API documentation using literate tools

API documentation is a particular subclass of literate programming. What makes it special?

First, its audience is diverse. Some readers know almost as much as the maintainers about the subject, others are rank beginners. Many know quite a bit about some parts of the subject and are almost ignorant of other parts. Some readers like to point and click, others prefer dead flat trees, others again prefer on-screen plain text such as man pages (I do, because I can type much faster than I can point and click).

Second, it's generally read to answer some specific question, most commonly How do I verb? or less what does this code do/where's the bug? (about code that uses the API). In both cases the the reader is interested is learning more about some special area of the subject, and not interested in the subject as a whole.

Third, the implementation of the documented code is irrelevant (at least in principle) and so, if possible, it should not be necessary to mention it at all.

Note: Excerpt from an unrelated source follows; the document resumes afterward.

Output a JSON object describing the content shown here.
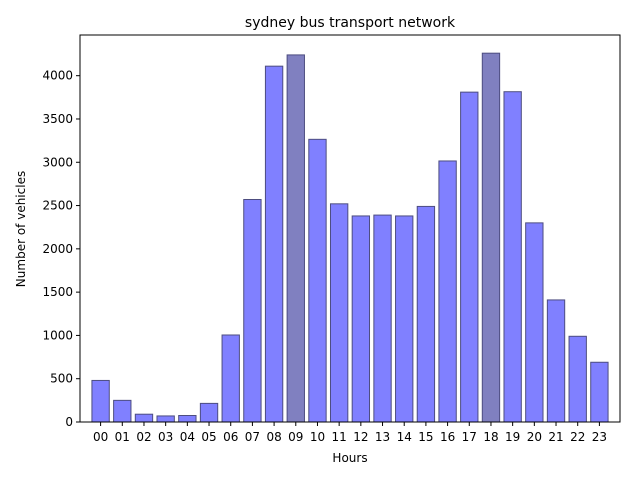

The reader will use an API, and in most cases, will expect that API to remain stable even as the implementation changes.

Fifth, an API may have aspects which are not easily expressed in its programming language. Provided for compability; do not use in new code, not available in foo version and so on.

Sixth, its audience may not have any good fallbacks if the documentation fails. If the documentation fails, the reader can perhaps read the code, can perhaps search for the answer in someone's blog, or call support or pay for a seminar. What the reader cannot do is walk to the next office and ask the author.

Litprog's abilities

Most of an API consists of code written, and literate programming tools can document that well. Some do it better than others — javadoc, for example, offers almost no features to help ensure that the API documentation is complete.

An API-specific feature that's well suited to programmatic handling is change control. The documentation tool can point out differences between the API that is available to users (e.g. the public classes in user-accessible files) and the documented one.

Scanning for omissions is another area where the tool can help well. It cannot counter malevolent writers, of course, but if you respond to its warnings, then this is an area where a tool can do much. For an example of how not to do it, look at Android's Adapter, which deals with displaying objects, but says absolutely nothing about what kind of object getItem() returns. Returns the data at the specified position it says, not a word about what that data might be. The writer did stop the tool from complaining about an undocumented return value, but the writer didn't help any readers.

Possible warnings include: Public member functions that aren't mentioned in the class description (fuzzy, needs heuristics) or aren't documented at all (very simple). Examples that use undocumented classes, functions, etc. Documentation blocks that talk about most values of an enum, but miss one. Class graphs that contain undocumented classes. Class documentation that doesn't mention those other classes which the function interfaces do use.

Tying code to examples: Qdoc used (still uses?) a simple and quite good policy for this. The documentation for each class/function mentions up to five example programs. If more than five examples are available, then it chose (chooses?) the five examples that use the fewest other functions/classes.

Explaining examples: Often, examples are basically undocumented collections of magic spells. Microsoft is guilty here, but I'm going to be gentle on myself and not look at any Microsoft examples today. Instead I'll point to some of Qt's examples as positive and most of the Android API demos as negative.

Notice how the Qt example contains text explaining what the example does. Every few lines there's a paragraph reiterating the code in words, often mentioning why this-and-not-that. The code in the example contains links to the documentation for each class and function.

The Android example, on the other hand, explains precisely one thing, namely that java packages use import to access identifiers from other packages. You might think the LinearLayout6 example might contain text about linear layouts, perhaps explaining what the example code does. Or, since it says its purpose in life is to demonstrate using the uniformSize attribute, shouldn't it explain why the code doesn't contain any use of uniformSize?

Achieving more

With more work, literate programming can be made to do more. That's out of my area of interest.

What I care about is that ideal point where the human does little, the tool does a lot, and the results are good. If the human does a lot and the tool does a lot, the results are better. Of course. I'll care about that when merely good results are commonplace.

Today's tools

I'd love to write here about how various tools have many fine features to help you get okay API documentation easily. But they don't. There is much they could do, little of it's done today.

Doxygen has something I like: Many output formats. Udoc has that too, and at least it has some warnings. But udoc is (I say that as its author) not particularly well suited to API documentation. Qdoc can integrate examples well, javadoc can't do anything well as far as I can tell.